Juno Therapeutics, a Seattle, Wash.-based biopharmaceutical company focused on re-engaging the body's immune system to revolutionize the treatment of cancer, has acquired Stage Cell Therapeutics, a privately held biotechnology company based in Munich and Göttingen, Germany.
The acquisition provides Juno access to transformative cell selection and activation capabilities, next-generation manufacturing automation technologies, enhanced control of its supply chain and lower expected long-term cost of goods. Juno plans to operate the acquired company, which employs 23 scientists, engineers and other personnel, as a wholly-owned German subsidiary under the name Juno Therapeutics.
"This important acquisition is driven by our strategy to have best in class process development and manufacturing capabilities in support of our goal of developing next generation CAR and TCR products," said Hans Bishop, CEO.
Since its founding in 2005, Stage has been translating innovative and unique science and technology into cell therapeutics. The company´s next generation cell isolation and expansion technology platforms are based on fully reversible reagents that enable the advanced isolation and expansion of T cells during the manufacturing process. Juno will invest in commercially scaling these and other technologies for incorporation into next-generation CAR and TCR product candidates.

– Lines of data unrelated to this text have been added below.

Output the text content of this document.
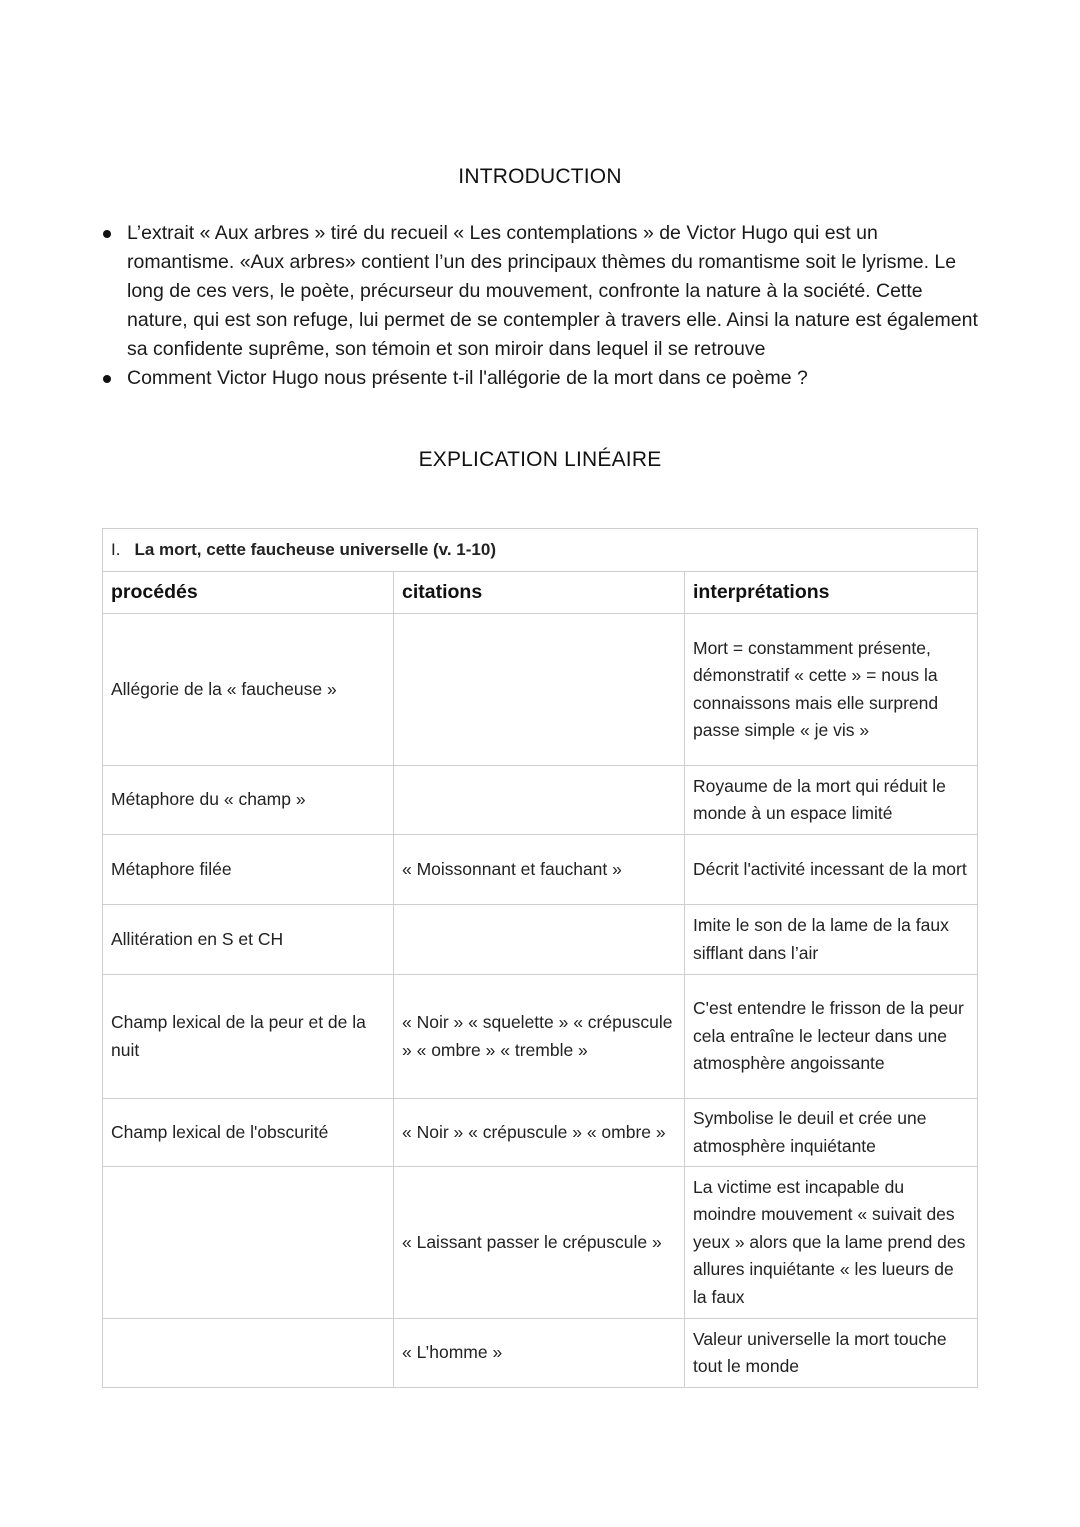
INTRODUCTION
L’extrait « Aux arbres » tiré du recueil « Les contemplations » de Victor Hugo qui est un romantisme. «Aux arbres» contient l’un des principaux thèmes du romantisme soit le lyrisme. Le long de ces vers, le poète, précurseur du mouvement, confronte la nature à la société. Cette nature, qui est son refuge, lui permet de se contempler à travers elle. Ainsi la nature est également sa confidente suprême, son témoin et son miroir dans lequel il se retrouve
Comment Victor Hugo nous présente t-il l'allégorie de la mort dans ce poème ?
EXPLICATION LINÉAIRE
I. La mort, cette faucheuse universelle (v. 1-10)		
procédés	citations	interprétations
Allégorie de la « faucheuse »		Mort = constamment présente, démonstratif « cette » = nous la connaissons mais elle surprend passe simple « je vis »
Métaphore du « champ »		Royaume de la mort qui réduit le monde à un espace limité
Métaphore filée	« Moissonnant et fauchant »	Décrit l'activité incessant de la mort
Allitération en S et CH		Imite le son de la lame de la faux sifflant dans l’air
Champ lexical de la peur et de la nuit	« Noir » « squelette » « crépuscule » « ombre » « tremble »	C'est entendre le frisson de la peur cela entraîne le lecteur dans une atmosphère angoissante
Champ lexical de l'obscurité	« Noir » « crépuscule » « ombre »	Symbolise le deuil et crée une atmosphère inquiétante
	« Laissant passer le crépuscule »	La victime est incapable du moindre mouvement « suivait des yeux » alors que la lame prend des allures inquiétante « les lueurs de la faux
	« L’homme »	Valeur universelle la mort touche tout le monde
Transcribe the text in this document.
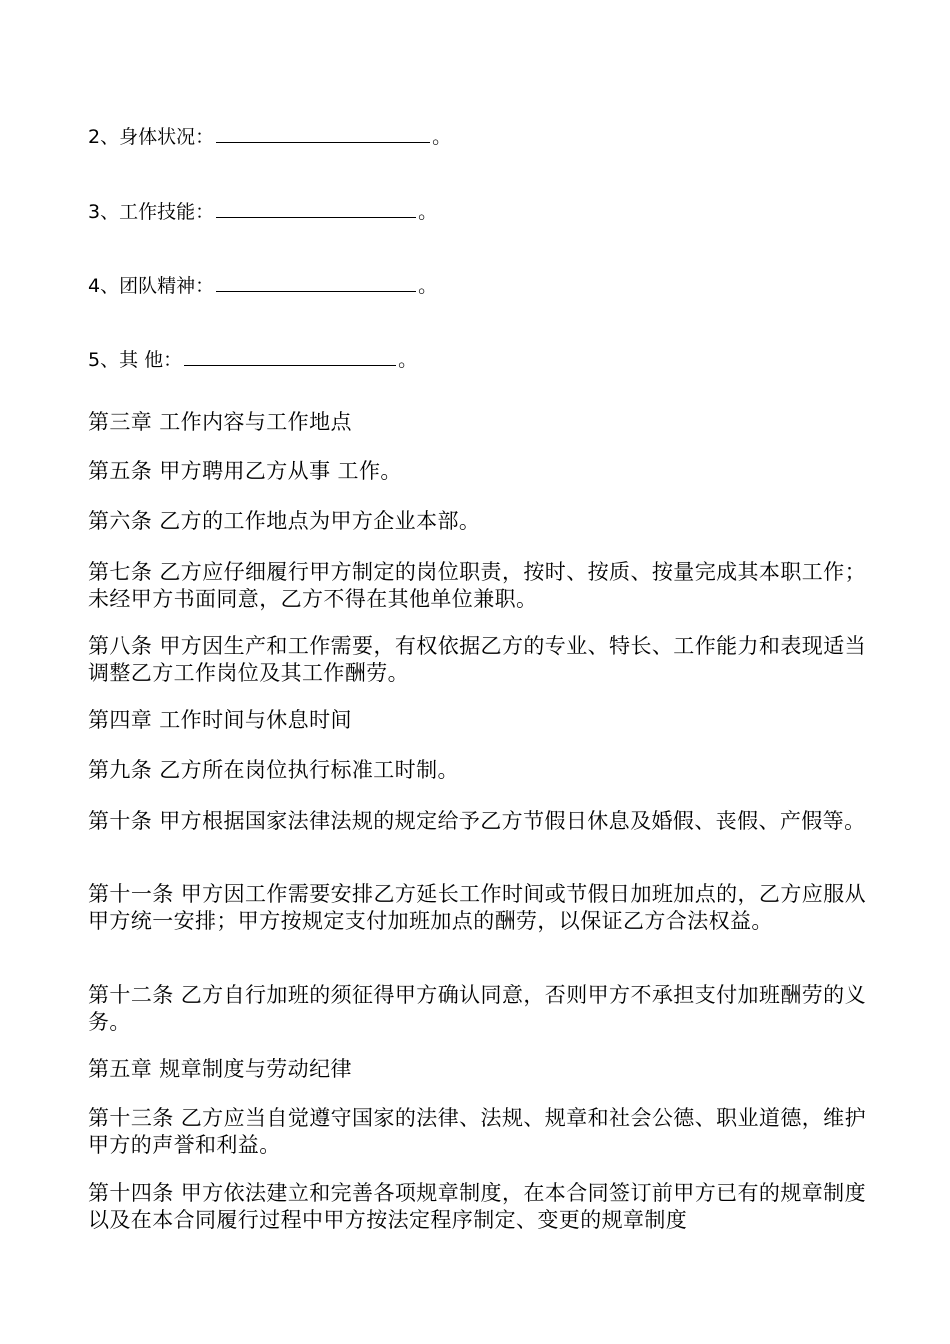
2、身体状况：	。
3、工作技能：	。
4、团队精神：	。
5、其 他：	。
第三章 工作内容与工作地点
第五条 甲方聘用乙方从事 工作。
第六条 乙方的工作地点为甲方企业本部。
第七条 乙方应仔细履行甲方制定的岗位职责，按时、按质、按量完成其本职工作；未经甲方书面同意，乙方不得在其他单位兼职。
第八条 甲方因生产和工作需要，有权依据乙方的专业、特长、工作能力和表现适当调整乙方工作岗位及其工作酬劳。
第四章 工作时间与休息时间
第九条 乙方所在岗位执行标准工时制。
第十条 甲方根据国家法律法规的规定给予乙方节假日休息及婚假、丧假、产假等。
第十一条 甲方因工作需要安排乙方延长工作时间或节假日加班加点的，乙方应服从甲方统一安排；甲方按规定支付加班加点的酬劳，以保证乙方合法权益。
第十二条 乙方自行加班的须征得甲方确认同意，否则甲方不承担支付加班酬劳的义务。
第五章 规章制度与劳动纪律
第十三条 乙方应当自觉遵守国家的法律、法规、规章和社会公德、职业道德，维护甲方的声誉和利益。
第十四条 甲方依法建立和完善各项规章制度，在本合同签订前甲方已有的规章制度以及在本合同履行过程中甲方按法定程序制定、变更的规章制度
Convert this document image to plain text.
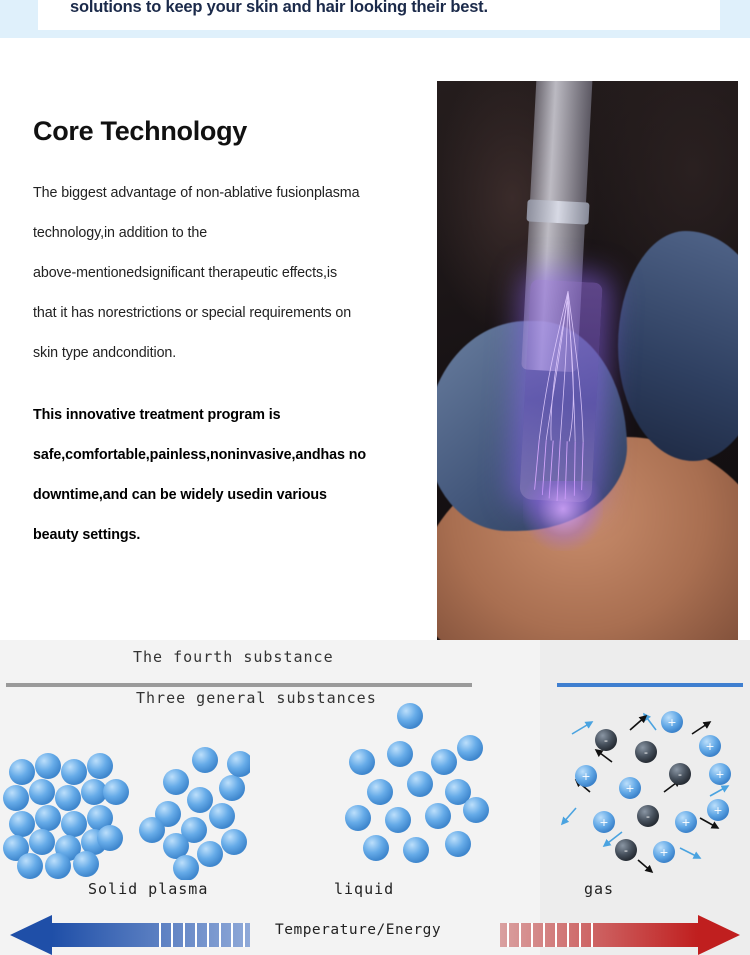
solutions to keep your skin and hair looking their best.
Core Technology

The biggest advantage of non-ablative fusionplasma

technology,in addition to the

above-mentionedsignificant therapeutic effects,is

that it has norestrictions or special requirements on

skin type andcondition.

This innovative treatment program is

safe,comfortable,painless,noninvasive,andhas no

downtime,and can be widely usedin various

beauty settings.

The fourth substance
Three general substances
+
+
+
+
+
+	+
+
+
-
-
-
-
-
Solid plasma	liquid	gas
Temperature/Energy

Juno made an upfront payment of approximately $59 million and 486,279 shares of Juno stock to acquire the 95% of Stage not already owned by Juno. Juno also is obligated to pay success-based payments of up to $152.6 million based upon the achievement of development and commercialization milestones related to novel reagents ($45.2 million), advanced automation technology ($73.5 million), and Stage's existing clinical pipeline ($33.2 million).
Juno's long-term aim is to improve and leverage its cell-based platform to develop new product candidates that address a broader range of cancers and human diseases. Juno brings together innovative technologies from research institutions including the Fred Hutchinson Cancer Research Center, Memorial Sloan-Kettering Cancer Center, Seattle Children's Research Institute and the National Cancer Institute.